At the end of the scene, Macbeth once again refers to sleep as death. He calls to those knocking at the gates, “Wake Duncan with thy knocking! I would thou couldst!” He wishes that Duncan could be woken up from the endless sleep that is death.
References
What are some examples of sleep imagery in Shakespeare's Macbeth?
(**Note that I use the Open Source Shakespeare site for lines. When I include line numbers, I refer to TLNs or "through line numbers" which numbers lines from the beginning of the play to the end.)
The lines that "billdelaney" refers to in his answer above appear in Macbeth’s speech in Act 2 scene 2 lines 694-699. Macbeth's speech reflects his initial horror at his murder of King Duncan.
Methought I heard a voice cry 'Sleep no more! Macbeth does murder sleep', the innocent sleep, Sleep that knits up the ravell'd sleeve of care, The death of each day's life, sore labour's bath, Balm of hurt minds, great nature's second course, Chief nourisher in life's feast,—
Here he first refers to sleep as “knit[ting] up the ravell’d sleeve of care.”
Imagine a day’s cares or troubles as unravelling a sweater sleeve--pull on the
yarn, and the sleeve shrinks as the knitting is undone. With sleep, the sleeve
is restored or knitted up again.
Next Macbeth calls sleep “the death of each day’s life.” Sleep is a
commonly used as a metaphor for death in literature and in life. Sleep appears
often as a metaphor for death in the play.
Lady Macbeth compares sleep and death a few lines after Macbeth’s speech above.

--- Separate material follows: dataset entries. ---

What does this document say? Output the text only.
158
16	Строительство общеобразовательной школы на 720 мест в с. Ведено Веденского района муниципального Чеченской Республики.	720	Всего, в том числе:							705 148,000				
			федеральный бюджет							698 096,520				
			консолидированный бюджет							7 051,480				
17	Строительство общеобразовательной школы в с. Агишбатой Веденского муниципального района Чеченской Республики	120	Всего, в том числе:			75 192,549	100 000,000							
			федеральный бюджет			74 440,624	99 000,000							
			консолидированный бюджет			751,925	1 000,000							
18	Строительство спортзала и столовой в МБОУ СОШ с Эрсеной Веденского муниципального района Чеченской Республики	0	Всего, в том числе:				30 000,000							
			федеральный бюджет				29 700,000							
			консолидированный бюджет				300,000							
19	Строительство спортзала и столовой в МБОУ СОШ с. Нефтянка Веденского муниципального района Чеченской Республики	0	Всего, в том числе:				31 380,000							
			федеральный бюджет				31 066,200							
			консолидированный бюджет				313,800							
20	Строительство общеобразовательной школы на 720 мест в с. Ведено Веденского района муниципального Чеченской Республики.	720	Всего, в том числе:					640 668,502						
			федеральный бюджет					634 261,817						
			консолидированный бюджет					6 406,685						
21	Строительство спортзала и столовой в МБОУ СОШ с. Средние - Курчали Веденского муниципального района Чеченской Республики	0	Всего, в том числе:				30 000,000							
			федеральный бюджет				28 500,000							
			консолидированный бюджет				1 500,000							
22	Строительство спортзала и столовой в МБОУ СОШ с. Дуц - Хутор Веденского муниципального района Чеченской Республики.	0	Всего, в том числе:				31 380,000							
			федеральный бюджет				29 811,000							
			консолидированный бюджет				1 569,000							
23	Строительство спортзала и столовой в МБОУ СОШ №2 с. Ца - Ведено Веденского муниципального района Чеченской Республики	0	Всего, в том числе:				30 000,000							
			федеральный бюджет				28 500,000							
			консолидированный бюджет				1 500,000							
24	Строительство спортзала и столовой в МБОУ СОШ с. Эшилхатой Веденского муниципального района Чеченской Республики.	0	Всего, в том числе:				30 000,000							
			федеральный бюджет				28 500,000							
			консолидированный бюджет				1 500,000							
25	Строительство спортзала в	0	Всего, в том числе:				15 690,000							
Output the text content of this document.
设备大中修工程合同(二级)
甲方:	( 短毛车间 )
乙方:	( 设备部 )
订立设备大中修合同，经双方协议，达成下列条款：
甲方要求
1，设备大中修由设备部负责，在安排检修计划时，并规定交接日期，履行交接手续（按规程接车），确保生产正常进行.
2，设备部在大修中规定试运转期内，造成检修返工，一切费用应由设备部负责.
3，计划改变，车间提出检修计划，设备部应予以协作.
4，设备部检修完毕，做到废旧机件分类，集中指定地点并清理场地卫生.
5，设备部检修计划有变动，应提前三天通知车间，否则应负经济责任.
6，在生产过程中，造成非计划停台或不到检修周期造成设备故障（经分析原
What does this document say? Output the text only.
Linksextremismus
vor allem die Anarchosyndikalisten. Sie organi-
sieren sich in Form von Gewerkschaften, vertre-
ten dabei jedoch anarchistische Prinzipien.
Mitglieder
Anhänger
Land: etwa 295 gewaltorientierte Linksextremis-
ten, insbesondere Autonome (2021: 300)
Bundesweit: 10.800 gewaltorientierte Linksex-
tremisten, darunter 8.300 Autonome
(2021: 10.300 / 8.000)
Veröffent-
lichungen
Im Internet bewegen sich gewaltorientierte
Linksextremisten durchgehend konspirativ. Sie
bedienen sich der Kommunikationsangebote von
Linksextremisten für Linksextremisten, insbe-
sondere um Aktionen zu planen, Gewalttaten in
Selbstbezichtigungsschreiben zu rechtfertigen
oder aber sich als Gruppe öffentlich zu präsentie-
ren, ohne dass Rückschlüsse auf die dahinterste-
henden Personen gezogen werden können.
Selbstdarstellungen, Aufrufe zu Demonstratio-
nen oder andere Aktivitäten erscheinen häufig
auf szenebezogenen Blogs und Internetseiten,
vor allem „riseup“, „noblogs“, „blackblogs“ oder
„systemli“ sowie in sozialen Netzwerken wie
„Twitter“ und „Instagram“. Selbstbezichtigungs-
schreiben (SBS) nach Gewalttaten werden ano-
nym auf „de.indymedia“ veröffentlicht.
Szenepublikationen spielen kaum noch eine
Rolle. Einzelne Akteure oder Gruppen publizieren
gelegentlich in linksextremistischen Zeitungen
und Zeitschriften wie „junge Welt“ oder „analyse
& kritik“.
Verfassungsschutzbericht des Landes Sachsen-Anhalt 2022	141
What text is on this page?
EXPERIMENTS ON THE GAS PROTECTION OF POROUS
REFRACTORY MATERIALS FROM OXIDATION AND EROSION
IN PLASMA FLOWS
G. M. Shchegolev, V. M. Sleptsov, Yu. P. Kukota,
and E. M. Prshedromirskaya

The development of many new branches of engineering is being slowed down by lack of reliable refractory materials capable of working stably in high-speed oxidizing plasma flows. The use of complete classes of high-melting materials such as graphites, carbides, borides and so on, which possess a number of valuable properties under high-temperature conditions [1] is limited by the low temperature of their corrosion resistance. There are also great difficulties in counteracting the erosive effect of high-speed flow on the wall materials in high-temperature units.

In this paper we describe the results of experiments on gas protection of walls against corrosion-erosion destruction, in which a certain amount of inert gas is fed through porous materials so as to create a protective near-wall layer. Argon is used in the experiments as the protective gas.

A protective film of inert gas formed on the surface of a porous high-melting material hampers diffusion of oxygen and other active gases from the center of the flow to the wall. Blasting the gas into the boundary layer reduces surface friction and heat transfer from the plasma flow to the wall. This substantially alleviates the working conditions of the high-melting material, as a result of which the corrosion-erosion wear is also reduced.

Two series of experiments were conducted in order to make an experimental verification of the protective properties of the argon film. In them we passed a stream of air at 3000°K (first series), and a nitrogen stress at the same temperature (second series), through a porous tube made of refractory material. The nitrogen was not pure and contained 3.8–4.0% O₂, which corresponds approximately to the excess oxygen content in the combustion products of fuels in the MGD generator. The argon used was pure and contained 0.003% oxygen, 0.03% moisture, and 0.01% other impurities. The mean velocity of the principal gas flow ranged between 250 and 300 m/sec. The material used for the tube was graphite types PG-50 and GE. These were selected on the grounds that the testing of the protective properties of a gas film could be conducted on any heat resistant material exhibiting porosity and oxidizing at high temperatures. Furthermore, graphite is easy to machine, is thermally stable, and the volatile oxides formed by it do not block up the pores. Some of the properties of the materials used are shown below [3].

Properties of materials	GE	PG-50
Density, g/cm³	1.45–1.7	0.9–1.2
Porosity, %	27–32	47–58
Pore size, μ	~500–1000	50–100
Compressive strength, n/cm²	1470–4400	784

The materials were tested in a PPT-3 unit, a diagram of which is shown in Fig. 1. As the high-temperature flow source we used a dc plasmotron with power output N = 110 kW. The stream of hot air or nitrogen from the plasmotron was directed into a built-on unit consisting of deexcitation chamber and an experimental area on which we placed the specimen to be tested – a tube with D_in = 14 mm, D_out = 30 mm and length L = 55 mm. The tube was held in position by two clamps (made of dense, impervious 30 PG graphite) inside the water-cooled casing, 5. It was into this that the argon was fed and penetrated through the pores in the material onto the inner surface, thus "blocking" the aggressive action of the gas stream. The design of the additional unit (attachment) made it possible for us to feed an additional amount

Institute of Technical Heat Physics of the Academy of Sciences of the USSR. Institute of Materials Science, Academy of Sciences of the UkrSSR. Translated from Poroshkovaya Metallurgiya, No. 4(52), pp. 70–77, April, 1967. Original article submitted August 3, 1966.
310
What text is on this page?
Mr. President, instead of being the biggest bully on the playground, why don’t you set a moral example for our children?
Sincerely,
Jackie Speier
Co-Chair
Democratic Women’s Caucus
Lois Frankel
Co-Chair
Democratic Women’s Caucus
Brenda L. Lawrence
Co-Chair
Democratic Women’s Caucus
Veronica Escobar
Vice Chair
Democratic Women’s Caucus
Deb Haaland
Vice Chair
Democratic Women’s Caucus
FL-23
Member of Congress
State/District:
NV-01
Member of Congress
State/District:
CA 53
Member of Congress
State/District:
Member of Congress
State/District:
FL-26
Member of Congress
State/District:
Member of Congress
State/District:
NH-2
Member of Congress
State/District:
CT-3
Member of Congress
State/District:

As she chides Macbeth for fearing to go back to the murder scene to plant the
daggers, she says: “...the sleeping and the dead/Are but as
pictures...”
In the next scene, as Macduff wakes the household to the news of the dead King,
he cries, “Shake off this downy sleep, death's counterfeit,/And look on death
itself!”
In the last lines of Macbeth’s speech, Macbeth then compares sleep to a
soothing bath to ease a sore body after a day of labor. Sleep is a balm or
salve applied to hurts as in “balm of hurt minds.” Finally, sleep is
“nature’s second course/chief nourisher in life’s feast.” The images are
of sleep as a bath, a balm, and a nourishing feast.
But Macbeth has murdered this innocent sleep.
Characters who cannot sleep cannot partake of this nourishing feast and suffer
from their lack of or inability to sleep. First there’s the mention of the
sailor cursed by the witch in Act 1 scene 3 lines 117-120:
Sleep shall neither night nor day/
Hang upon his pent-house lid;
Weary se'nnights nine times nine
Shall he dwindle, peak and pine:
Another example of a character unable to sleep is in Act 3, scene 2, where
Macbeth talks of terrible dreams that haunt him, and suggests that Duncan
“sleeps well” (another comparison of sleep to death):
...the affliction of these terrible dreams
That shake us nightly: better be with the dead,
Whom we, to gain our peace, have sent to peace,
Than on the torture of the mind to lie
In restless ecstasy. Duncan is in his grave;
After life's fitful fever he sleeps well;
In Act 5 scene 1, the Gentlewoman and the Doctor observe Lady Macbeth
sleepwalking, showing that her mind is troubled. She, like the poor cursed
sailor, is unable to partake of the nourishment of sleep that Macbeth refers
to.
For Lady Macbeth and Macbeth, the murder of Duncan has murdered their ability
to sleep “the innocent sleep,” the sleep that is a nourisher, a balm, a bath,
and a hand that "knits up the ravell'd sleeve of care."